Lack of Refining Capacity

Some believe that as an oil-producing country, the U.S. does not lack crude oil. However, in practice, a shortage of refining capacity has worsened the diesel price increase. Data shows that the U.S. has 132 refineries, many of which are outdated and better suited for processing heavy crude from Venezuela and Canada rather than domestically produced oil.

Public information indicates that the blockade of the Strait of Hormuz has affected 10% to 20% of global diesel shipping. Meanwhile, a sharp decline in Middle Eastern crude oil flowing to Asian refineries has led to reduced refinery output, further impacting global diesel supplies.

Last week, the Trump administration announced the first new large-scale refinery project in the U.S. since 1977, to be located in Brownsville, Texas.

However, refineries in states like California are facing closures. For example, Phillips 66 recently shut down a refinery in Los Angeles, and Valero Energy plans to close its Benicia refinery next month.

“Our infrastructure is aging, and the current production system cannot meet domestic demand for various downstream products,” said Alex Jacquez, policy and advocacy director at Groundwork Collaborative, a think tank, and a former advisor during the Biden administration.

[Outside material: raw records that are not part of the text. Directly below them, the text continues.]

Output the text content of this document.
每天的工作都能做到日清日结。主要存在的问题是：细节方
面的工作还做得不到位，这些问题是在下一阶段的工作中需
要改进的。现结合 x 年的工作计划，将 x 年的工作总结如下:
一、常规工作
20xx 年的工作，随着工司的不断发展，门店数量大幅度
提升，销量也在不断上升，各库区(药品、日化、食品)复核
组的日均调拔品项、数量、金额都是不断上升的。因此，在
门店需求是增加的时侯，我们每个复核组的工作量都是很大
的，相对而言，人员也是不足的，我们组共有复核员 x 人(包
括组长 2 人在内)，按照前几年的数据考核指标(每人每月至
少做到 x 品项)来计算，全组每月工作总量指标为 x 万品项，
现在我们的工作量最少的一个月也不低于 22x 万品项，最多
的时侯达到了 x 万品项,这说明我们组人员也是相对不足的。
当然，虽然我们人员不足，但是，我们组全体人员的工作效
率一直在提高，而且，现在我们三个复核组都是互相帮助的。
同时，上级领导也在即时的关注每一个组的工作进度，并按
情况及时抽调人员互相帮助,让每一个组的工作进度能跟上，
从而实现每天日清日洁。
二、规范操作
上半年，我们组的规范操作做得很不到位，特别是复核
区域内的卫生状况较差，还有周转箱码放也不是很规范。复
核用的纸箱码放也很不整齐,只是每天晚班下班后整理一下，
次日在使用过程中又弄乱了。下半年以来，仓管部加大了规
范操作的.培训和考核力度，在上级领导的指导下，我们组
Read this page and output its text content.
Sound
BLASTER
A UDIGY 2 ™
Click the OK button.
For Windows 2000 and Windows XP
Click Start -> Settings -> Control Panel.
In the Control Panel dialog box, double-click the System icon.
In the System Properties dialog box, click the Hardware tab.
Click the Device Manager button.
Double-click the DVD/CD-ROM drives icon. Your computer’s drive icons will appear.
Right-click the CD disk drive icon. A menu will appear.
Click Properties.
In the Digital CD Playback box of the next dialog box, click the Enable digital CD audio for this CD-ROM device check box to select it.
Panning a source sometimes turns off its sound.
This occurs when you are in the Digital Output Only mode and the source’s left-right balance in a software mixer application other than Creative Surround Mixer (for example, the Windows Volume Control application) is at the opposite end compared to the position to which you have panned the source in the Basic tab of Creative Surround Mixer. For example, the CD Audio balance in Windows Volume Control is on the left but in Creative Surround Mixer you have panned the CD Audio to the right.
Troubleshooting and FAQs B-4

The Oxford Economics Institute’s latest report estimates that if global oil prices remain around $140 per barrel for two consecutive months, combined with tightening financial markets, disrupted supply chains, and deteriorating collective expectations, it could push parts of the global economy into a mild recession.

“The subsequent recovery will depend on how quickly shipping in the Strait of Hormuz resumes, and how fast oil prices, supply chain pressures, and financial conditions ease. Since the 1990s, markets tend to rebound quickly after major conflicts in the Middle East; but this time, the rebound may be more gradual,” the institute said.

Ryan Sweet, chief global economist at Oxford Economics, told reporters, “We also considered a milder scenario: if oil prices stay around $100 per barrel for two months. In this case, although inflation would slow global GDP growth by a few tenths of a percent, the world economy could avoid a recession.”